Chute provoquée par le diable, lui-même ange déchu. Chute qui divise, brise le lien entre l’humain et le divin, qu’il faut religere. La chute d’Adam, c’est le passage d’un état d’innocence à celui de souffrance et de labeur, c’est un éloignement par rapport à Dieu. Les mots ne manquent pas pour faire de la chute le symbole de la décadence et de la douleur. Dieu lui-même est tombé sur Terre, et s’est fait mal, très mal. Mais cette douleur est peut-être l’unique preuve qu’une idée, un concept existe réellement.. Quand bien même elle serait négative, la chute pourrait produire bien plus qu’elle ne fait perdre : elle produit de l’existence. La chute est une venue, une mise en présence, une mise en chair. . Voici notre pari : la chute, ce n’est pas choir, c’est prendre chair.

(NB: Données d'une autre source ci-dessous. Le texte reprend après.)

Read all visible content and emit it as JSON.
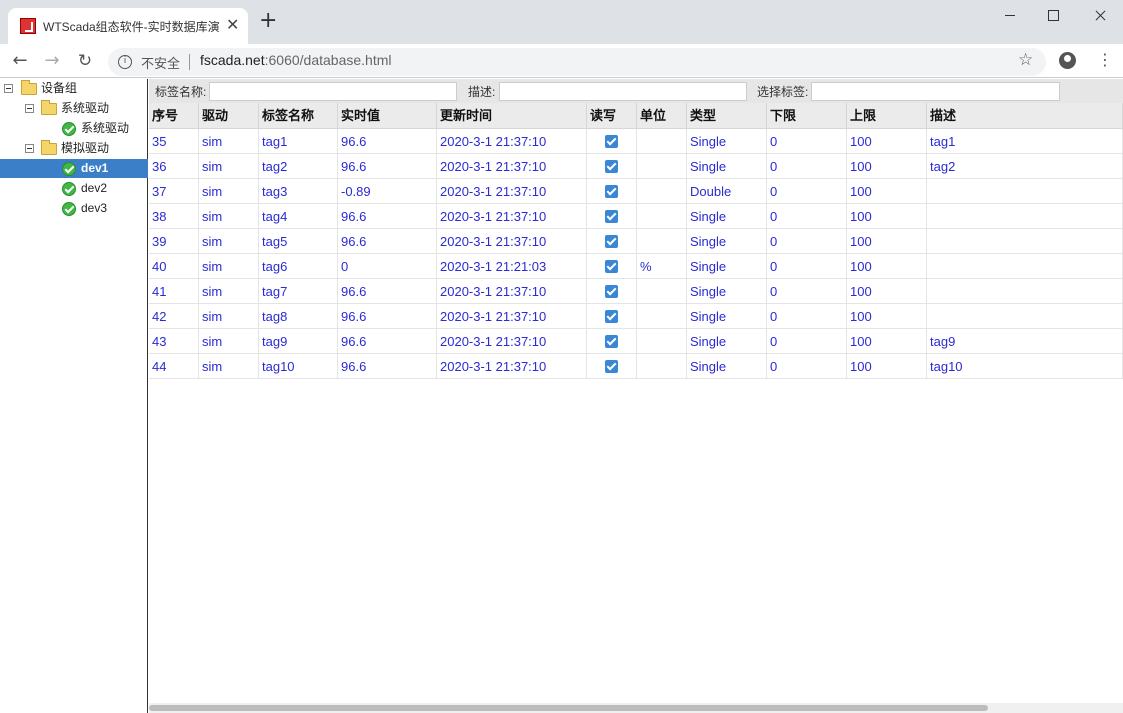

Dans la théologie chrétienne, l’Incarnation est ce moment où le Verbe se fait chair et où Dieu s’ouvre au monde des hommes. Tout prend alors un sens nouveau, et l’Ancien Testament est lu comme la figuration de la venue du Christ. C’est le moment où Dieu, qui était absence, se fait présence. L’insurmontable transcendance, qui faisait que tout homme naissait, vivait et mourait comme déchu depuis le « péché originel » et la chute d’Adam, est dépassée par la « chute » de Dieu sur Terre incarné par Jésus. Alors l’existence des hommes est potentiellement pénétrée par le divin, ce qui était jadis interdit. On pourrait aller jusqu’à dire que la chute d’Adam dans l’existence charnelle, avant rattachée au mal, est empreinte d’un nouveau sens. Elle marque le début de l’histoire des Hommes : il a bien fallu qu’Adam chute pour qu’il assume une descendance, et que sa descendance chute perpétuellement dans l’existence charnelle pour qu’elle se prolonge. Mais l’Incarnation n’ajoute pas seulement à l’homme, elle ajoute aussi à Dieu qui se fait chair. La chute n’est dès lors plus une négation vis-à-vis de Dieu, mais une réalisation. L’infini pénètre le fini et le fini l’infini : l’idée de Dieu se fait totalité. Ce qui se résume dans cette phrase devenue sentence dans le monde chrétien : “Dieu est devenu homme pour que l’homme devienne Dieu” (Saint Athanase). Dieu n’est plus une nature qui aime à se cacher : la chute dévoile.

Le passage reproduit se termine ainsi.